Travelers with plans to attend crowded events like parades, concerts and sporting events have good reason to feel anxious. In recent months, deadly attacks have caused chaos at New Year’s celebrations in New Orleans and a Christmas market in Magdeburg, Germany, and the threat of terrorism has canceled other big events around the world.
But the message from security and terrorism experts is simple: Don’t let fear win.
“Terrorists want maximum publicity, maximum coverage. They want people to feel like they’re ubiquitous. That it can happen to you anytime, anywhere, and to instill fear in people and to get them to change their lives,” said Colin P. Clarke, the director of research at the Soufan Group, an intelligence and security consulting firm. But even if this all sounds very scary, “You have to live your life,” he said.
Police departments and other agencies use layers of security — visible as well as behind the scenes — to protect crowds. The New York Police Department, for example, begins preparing and gathering intelligence well before a big public gathering. Then it deploys a mix of plainclothes and uniformed officers to provide protection during, and immediately after, the event, said Deputy Chief James Kehoe,merryph commanding officer of the department’s counterterrorism division. To beef up security around event perimeters, the police sometimes place concrete blocks or park sanitation trucks to prevent vehicles from entering crowded pedestrian areas.
No security measure can offer absolute protection against all threats, of course, but experts say there are some things you can do to keep yourself, your family and your friends safer in a crowd.
Know your surroundingsBefore you head into a crowded area, use your phone’s mapping app to get the lay of the land, noting traffic flow, possible exits, places you could take shelter, and the location of police and emergency services.
Then put your phone away and pay attention, or as Deputy Commissioner Rebecca Weiner of the New York Police Department’s counterterrorism bureau, put it: “Get your face out of your phone and look around you.”
“What he said or didn’t say is between him and the people of North Carolina,” said Mr.

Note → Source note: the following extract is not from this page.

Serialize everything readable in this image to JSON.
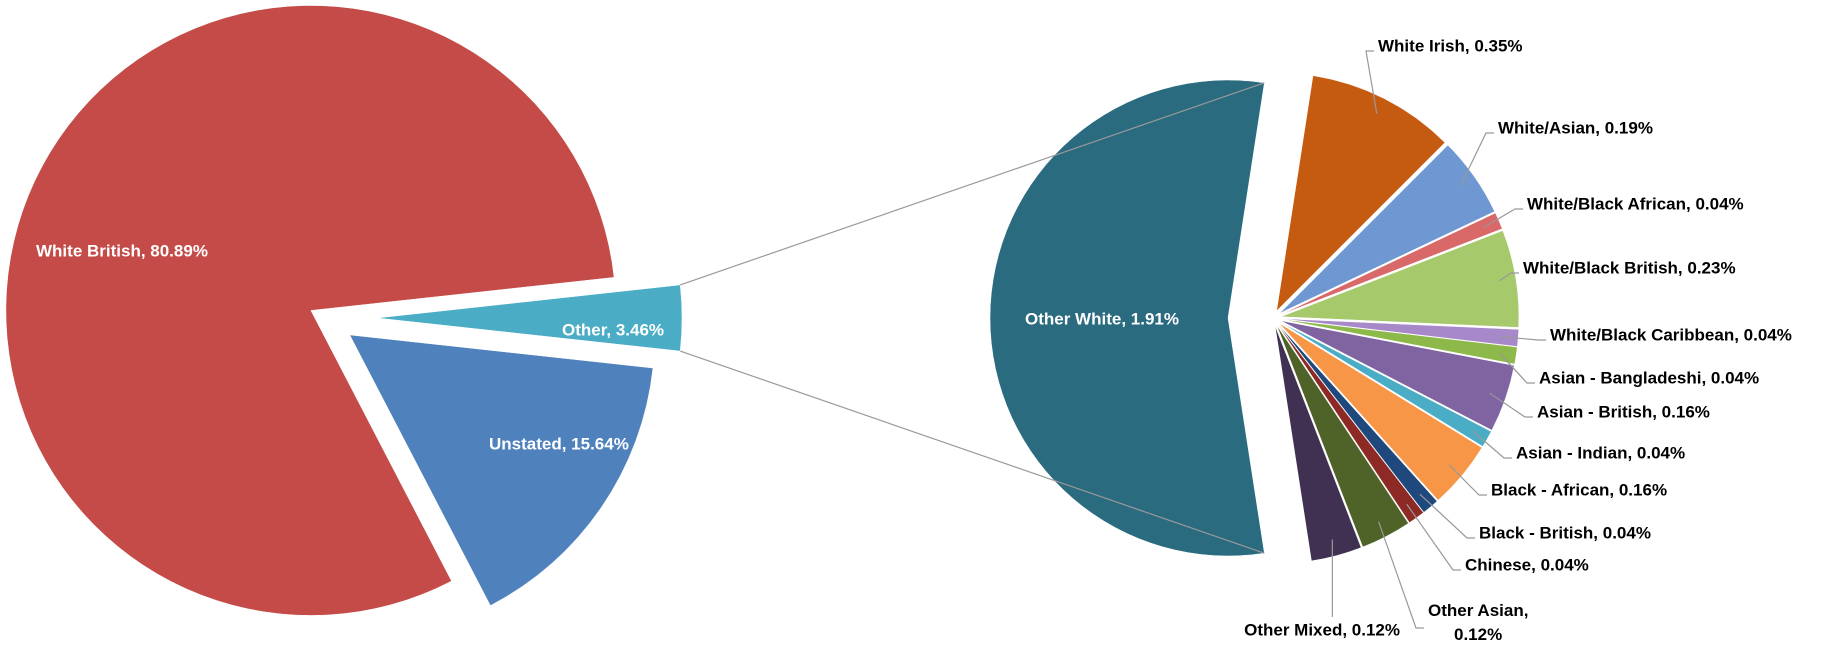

Vance, former President Donald J. Trump’s running mate. He added: “I’ve seen some of the statements. I haven’t seen them all. Some of them are pretty gross, to put it mildly. Mark Robinson says that those statements are false, that he didn’t actually speak them. So I think it’s up to Mark Robinson to make his case to the people of North Carolina that those weren’t his statements.”
gold fortune fafafaDisciplinary proceedings against Dr. Wax tested the tenure protections of professors and whether such protections allow them to voice opinions that many might find inappropriate or downright insulting. Many students said that they could not trust Dr. Wax to grade students without bias. But many professors — even those who found her comments profoundly racist — objected to disciplining her on the grounds of academic freedom.